Under the Sentencing Guidelines, the base offense level for violation of section 843(b), using a communications facility in committing a drug crime, is determined by the offense level for the underlying offense.   U.S.S.G. § 2D1.6.   Because the underlying crime was cocaine distribution, 21 U.S.C. § 841, Mertilus's base offense level is determined under U.S.S.G. § 2D1.1, which states that the base offense level shall be decreased by two levels “[i]f the defendant meets the criteria set forth in subdivisions (1)-(5) of § 5C1.2 ․ and the offense level determined [under section 2D1.1] is level 26 or greater.”  U.S.S.G. § 2D1.1(b)(4).

“In the case of an offense under 21 U.S.C. § 841, § 844, § 846, § 960, or § 963,” section 5C1.2 instructs district courts to impose a sentence in accordance with the applicable Sentencing Guidelines, regardless of the statutory mandating minimum sentence, if the court finds that the defendant satisfies the five factors listed in section 5C1.2(1)-(5).  U.S.S.G. § 5C1.2.   The district court construed section 5C1.2 as applying only when the defendant is convicted under one of the enumerated statutory sections listed therein and denied the requested two-level reduction because section 843(b), Mertilus's crime of conviction, was not included.   R7-17.   Consequently, the district court did not consider whether Mertilus satisfied the five factors listed in subdivisions (1) through (5) of section 5C1.2.

Each of the offenses listed in section 5C1.2 has a mandatory minimum sentence, while section 843(b) does not have a mandatory minimum sentence.   Mertilus, however, does not seek to lower his sentence below a minimum period.   Instead, he argues that he is eligible for a two-level reduction in his base offense level under section 2D1.1(b)(4), which is independent of section 5C1.2.  Section 2D1.1(b)(4) does not limit consideration of the two-level reduction to the enumerated offenses in section 5C1.2.   As long as Mertilus's base offense level under section 2D1.1 is 26 or greater, a two-level reduction is appropriate if Mertilus satisfies the five factors delineated in section 5C1.2.   See U.S.S.G. § 2D1.1(b)(4).

The district court determined that it was without authority to consider the five factors listed in section 5C1.2 for a two-level reduction because section 843(b) is not among the crimes enumerated in section 5C1.2.   Thus, the district court did not realize that section 2D1.1(b)(4) does not limit the application of the five factors in section 5C1.2 to the crimes listed therein.   While we AFFIRM Mertilus's conviction, we VACATE his sentence and REMAND for the district court to determine whether Mertilus is entitled to a two-level reduction in his base offense level under section 2D1.1(b)(4) by considering the five factors in section 5C1.2(1)-(5).
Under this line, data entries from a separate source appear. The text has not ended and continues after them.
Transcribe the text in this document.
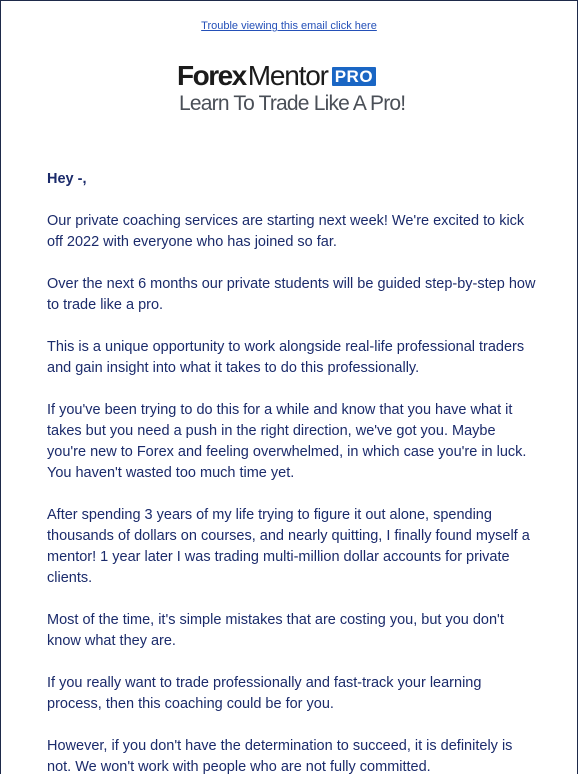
Trouble viewing this email click here
Forex Mentor PRO
Learn To Trade Like A Pro!
Hey -,

Our private coaching services are starting next week! We're excited to kick off 2022 with everyone who has joined so far.

Over the next 6 months our private students will be guided step-by-step how to trade like a pro.

This is a unique opportunity to work alongside real-life professional traders and gain insight into what it takes to do this professionally.

If you've been trying to do this for a while and know that you have what it takes but you need a push in the right direction, we've got you. Maybe you're new to Forex and feeling overwhelmed, in which case you're in luck. You haven't wasted too much time yet.

After spending 3 years of my life trying to figure it out alone, spending thousands of dollars on courses, and nearly quitting, I finally found myself a mentor! 1 year later I was trading multi-million dollar accounts for private clients.

Most of the time, it's simple mistakes that are costing you, but you don't know what they are.

If you really want to trade professionally and fast-track your learning process, then this coaching could be for you.

However, if you don't have the determination to succeed, it is definitely is not. We won't work with people who are not fully committed.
1.   The portion of § 2D1.1 (n. 12) that Mertilus argues is applicable to him provides as follows:If, however, the defendant establishes that he or she did not intend to provide, or was not reasonably capable of providing, the agreed-upon quantity of the controlled substance, the court shall exclude from the offense level determination the amount of controlled substance that the defendant establishes that he or she did not intend to provide or was not reasonably capable of providing.U.S.S.G. § 2D1.1 (n. 12).